I am trying to figure out a way to combine multiple sources with different data on a single file, and I am trying to find the best way to do it.
I have multiple files, let's say A, B, C and D. A has a field in common with B, B has a field in common with C, and C has a field in common with D.
I want the output file to have all records from file A, and to pull the fields from the other sources, for example
file A
2
3
file B (field 1 is common to A field 1)
1 10
2 20
3 30
4 40
file C (field 1 is common to B field 2)
10 abc
20 def
30 ghi
40 jkl
file D (field 1 is common to C field 2)
abc Cat
def Bird
ghi Dog
xyz Fish
The desired output file would contain
2 20 def Bird
3 30 ghi Dog
As I am new to this, I was first thing about running a mix of nested while read's and greps and echoing the output to a file. Is there any cleaner way to do this? Each file can be really big, and I think nesting while read's can make it slow.
Thank you for your idea! Really it is not necessary to be a one-liner... just need something simple.
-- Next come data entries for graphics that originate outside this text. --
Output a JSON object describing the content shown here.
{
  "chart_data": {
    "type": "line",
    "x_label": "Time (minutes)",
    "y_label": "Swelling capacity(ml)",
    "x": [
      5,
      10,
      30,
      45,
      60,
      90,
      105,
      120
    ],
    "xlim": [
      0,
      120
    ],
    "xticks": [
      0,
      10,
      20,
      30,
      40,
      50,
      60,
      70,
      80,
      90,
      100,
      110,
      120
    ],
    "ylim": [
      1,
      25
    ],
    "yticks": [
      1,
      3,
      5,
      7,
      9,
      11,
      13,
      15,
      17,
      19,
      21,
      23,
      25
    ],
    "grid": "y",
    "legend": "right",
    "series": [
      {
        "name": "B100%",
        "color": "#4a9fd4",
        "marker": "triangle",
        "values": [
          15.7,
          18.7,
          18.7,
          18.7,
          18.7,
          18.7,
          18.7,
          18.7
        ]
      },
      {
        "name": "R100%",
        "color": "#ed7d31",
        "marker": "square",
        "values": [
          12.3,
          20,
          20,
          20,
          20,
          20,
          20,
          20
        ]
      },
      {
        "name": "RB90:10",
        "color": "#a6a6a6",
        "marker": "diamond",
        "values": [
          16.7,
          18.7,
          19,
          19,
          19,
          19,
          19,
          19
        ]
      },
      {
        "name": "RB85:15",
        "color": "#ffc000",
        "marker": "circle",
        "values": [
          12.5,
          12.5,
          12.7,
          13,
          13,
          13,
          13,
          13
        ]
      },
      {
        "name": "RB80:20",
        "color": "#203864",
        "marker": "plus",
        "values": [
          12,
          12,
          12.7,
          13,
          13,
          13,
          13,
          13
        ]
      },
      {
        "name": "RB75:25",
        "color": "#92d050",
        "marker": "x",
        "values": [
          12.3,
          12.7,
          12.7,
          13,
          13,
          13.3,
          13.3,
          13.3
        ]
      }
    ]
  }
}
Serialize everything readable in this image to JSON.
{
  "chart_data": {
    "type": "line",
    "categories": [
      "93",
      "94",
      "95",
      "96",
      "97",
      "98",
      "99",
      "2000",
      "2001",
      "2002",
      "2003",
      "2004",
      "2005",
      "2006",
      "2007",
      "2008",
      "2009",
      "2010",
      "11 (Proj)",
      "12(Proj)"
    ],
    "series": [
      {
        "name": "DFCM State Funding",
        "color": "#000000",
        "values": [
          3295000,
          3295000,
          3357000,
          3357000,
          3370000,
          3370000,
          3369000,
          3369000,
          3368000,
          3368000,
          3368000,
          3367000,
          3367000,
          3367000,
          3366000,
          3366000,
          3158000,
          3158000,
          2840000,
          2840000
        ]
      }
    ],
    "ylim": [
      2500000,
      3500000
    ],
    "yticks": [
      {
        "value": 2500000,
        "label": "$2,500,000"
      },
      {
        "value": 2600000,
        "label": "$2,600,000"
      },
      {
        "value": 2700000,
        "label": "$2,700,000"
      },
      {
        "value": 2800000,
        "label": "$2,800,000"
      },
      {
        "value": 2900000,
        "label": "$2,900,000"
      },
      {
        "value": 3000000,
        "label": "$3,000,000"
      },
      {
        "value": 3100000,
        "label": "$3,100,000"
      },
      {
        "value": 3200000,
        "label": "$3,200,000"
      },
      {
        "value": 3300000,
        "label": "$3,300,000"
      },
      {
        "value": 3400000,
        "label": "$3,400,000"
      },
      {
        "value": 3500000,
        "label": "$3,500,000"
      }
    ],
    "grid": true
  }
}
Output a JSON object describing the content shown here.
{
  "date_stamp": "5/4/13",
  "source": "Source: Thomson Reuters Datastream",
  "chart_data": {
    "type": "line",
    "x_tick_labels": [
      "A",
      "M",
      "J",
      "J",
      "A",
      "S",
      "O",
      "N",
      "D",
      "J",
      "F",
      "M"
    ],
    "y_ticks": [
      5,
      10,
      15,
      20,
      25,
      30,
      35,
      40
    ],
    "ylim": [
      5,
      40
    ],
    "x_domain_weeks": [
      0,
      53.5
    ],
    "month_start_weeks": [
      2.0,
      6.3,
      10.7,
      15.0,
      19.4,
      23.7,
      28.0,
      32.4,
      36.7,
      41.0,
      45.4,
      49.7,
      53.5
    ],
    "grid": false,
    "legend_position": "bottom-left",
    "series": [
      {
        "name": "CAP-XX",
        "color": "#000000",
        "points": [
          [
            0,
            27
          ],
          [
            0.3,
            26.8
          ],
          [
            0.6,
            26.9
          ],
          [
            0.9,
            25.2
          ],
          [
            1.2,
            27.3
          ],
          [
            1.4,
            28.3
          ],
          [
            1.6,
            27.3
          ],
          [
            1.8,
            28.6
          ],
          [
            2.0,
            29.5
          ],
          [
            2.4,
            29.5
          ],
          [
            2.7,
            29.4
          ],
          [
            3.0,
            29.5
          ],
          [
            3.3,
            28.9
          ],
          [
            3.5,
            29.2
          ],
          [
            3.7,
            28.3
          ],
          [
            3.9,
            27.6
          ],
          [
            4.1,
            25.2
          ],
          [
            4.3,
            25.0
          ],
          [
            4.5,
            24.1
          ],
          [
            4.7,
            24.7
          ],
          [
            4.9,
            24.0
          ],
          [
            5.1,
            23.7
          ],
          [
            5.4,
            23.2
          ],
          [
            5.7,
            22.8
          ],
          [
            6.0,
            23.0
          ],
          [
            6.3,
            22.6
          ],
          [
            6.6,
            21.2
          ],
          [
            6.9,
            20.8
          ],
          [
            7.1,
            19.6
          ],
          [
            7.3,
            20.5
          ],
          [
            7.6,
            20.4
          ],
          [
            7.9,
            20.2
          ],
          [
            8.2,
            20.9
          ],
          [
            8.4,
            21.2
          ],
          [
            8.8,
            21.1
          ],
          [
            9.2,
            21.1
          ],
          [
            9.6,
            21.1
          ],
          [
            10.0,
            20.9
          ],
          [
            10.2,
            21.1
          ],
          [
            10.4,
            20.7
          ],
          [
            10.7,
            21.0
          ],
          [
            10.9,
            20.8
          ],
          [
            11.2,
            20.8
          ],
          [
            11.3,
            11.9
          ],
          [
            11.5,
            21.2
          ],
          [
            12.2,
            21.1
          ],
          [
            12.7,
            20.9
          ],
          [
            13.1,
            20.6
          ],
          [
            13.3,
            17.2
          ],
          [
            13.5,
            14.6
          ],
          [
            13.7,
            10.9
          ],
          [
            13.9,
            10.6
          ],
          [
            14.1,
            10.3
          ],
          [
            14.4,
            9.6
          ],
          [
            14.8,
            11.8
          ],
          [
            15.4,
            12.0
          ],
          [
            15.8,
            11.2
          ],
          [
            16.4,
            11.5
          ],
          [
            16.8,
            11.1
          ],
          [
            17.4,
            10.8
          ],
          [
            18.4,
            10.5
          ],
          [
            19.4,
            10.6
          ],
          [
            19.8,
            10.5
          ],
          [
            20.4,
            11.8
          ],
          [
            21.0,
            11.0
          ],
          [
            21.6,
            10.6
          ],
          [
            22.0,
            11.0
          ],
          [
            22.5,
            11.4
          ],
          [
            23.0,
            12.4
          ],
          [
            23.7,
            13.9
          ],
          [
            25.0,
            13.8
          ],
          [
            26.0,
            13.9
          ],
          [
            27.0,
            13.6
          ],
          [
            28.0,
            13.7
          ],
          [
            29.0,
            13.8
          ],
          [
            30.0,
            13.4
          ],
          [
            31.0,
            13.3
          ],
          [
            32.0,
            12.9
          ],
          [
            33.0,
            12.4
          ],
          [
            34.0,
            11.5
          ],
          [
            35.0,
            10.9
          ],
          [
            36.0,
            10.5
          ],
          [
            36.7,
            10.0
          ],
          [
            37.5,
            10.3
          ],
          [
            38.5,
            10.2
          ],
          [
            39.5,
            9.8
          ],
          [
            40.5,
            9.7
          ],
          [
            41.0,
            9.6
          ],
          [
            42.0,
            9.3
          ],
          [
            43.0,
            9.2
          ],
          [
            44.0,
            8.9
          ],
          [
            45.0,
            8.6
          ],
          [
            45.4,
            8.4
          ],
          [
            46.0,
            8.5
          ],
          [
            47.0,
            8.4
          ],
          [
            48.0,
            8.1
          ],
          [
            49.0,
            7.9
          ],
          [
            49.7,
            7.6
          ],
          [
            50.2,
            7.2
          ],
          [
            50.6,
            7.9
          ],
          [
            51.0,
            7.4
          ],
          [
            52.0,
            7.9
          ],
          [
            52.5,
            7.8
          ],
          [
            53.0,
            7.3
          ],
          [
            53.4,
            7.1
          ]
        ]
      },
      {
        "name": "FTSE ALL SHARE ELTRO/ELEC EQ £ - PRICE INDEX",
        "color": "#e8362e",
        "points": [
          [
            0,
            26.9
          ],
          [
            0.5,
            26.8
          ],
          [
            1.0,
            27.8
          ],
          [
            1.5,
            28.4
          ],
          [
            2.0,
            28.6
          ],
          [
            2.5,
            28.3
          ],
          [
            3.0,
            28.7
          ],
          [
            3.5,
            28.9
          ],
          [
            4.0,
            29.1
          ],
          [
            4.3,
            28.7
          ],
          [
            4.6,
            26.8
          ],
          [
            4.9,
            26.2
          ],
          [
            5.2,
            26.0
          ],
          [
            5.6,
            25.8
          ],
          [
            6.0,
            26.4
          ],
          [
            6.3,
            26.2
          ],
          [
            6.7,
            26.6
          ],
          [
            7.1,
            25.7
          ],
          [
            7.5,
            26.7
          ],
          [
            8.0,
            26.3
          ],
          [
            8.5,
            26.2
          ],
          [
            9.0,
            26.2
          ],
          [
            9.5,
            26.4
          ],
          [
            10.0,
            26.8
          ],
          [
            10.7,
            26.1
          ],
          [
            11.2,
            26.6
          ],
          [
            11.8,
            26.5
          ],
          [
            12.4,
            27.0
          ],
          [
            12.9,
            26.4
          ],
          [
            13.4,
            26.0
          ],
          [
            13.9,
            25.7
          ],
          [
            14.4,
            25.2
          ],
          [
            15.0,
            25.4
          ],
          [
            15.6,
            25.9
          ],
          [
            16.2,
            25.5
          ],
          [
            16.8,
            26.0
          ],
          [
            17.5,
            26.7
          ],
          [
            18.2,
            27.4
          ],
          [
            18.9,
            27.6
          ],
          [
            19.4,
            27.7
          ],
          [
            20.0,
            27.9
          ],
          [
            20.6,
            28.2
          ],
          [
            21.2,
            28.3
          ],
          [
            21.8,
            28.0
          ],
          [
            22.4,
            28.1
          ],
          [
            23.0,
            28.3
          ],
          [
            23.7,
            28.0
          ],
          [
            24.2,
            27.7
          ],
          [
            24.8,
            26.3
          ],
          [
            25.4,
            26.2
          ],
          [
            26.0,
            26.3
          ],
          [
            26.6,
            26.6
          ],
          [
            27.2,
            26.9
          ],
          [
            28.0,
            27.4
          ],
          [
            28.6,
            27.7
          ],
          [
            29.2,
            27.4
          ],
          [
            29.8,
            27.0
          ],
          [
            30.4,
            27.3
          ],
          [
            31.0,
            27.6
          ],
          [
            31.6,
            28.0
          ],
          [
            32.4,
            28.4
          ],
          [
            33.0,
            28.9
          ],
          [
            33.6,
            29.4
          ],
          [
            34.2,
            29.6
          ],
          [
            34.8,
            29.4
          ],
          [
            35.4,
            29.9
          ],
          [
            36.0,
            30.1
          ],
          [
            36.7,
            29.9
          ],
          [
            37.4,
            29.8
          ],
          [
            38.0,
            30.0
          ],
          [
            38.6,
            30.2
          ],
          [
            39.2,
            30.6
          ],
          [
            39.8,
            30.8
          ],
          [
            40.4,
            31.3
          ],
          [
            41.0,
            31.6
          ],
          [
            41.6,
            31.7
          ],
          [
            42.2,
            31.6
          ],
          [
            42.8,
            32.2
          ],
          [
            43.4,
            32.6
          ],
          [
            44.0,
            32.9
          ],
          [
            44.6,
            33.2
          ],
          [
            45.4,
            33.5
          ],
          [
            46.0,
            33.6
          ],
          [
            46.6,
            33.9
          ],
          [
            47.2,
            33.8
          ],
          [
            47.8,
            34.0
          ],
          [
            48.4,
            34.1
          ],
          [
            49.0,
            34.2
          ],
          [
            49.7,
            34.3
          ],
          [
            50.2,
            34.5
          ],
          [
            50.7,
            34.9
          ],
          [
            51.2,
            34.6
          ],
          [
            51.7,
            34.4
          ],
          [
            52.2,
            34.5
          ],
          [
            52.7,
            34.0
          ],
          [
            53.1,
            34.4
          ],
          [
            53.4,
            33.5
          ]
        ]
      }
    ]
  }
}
So far I was trying something like this:
while read field1; do
B2='cat fileB | nawk -v fi=$field1 '{ if ( $1 == fi ) print $2 }''
C2='cat fileC | nawk -v fi=$B2 ' { if ( $2 == fi ) print $1 }''
D2='cat fileD | nawk -v fi=$C2 ' { if ( $2 == fi ) print $1 }''
echo "$field1 $B2 $C2 $D2" >> output
done < fileA
(may not be actual commands, typing from memory)
but something was broken... and I had to sleep, so I'll go back at it again today. Anyway, this is not very good as it will parse all files several times, one for each record in fileA.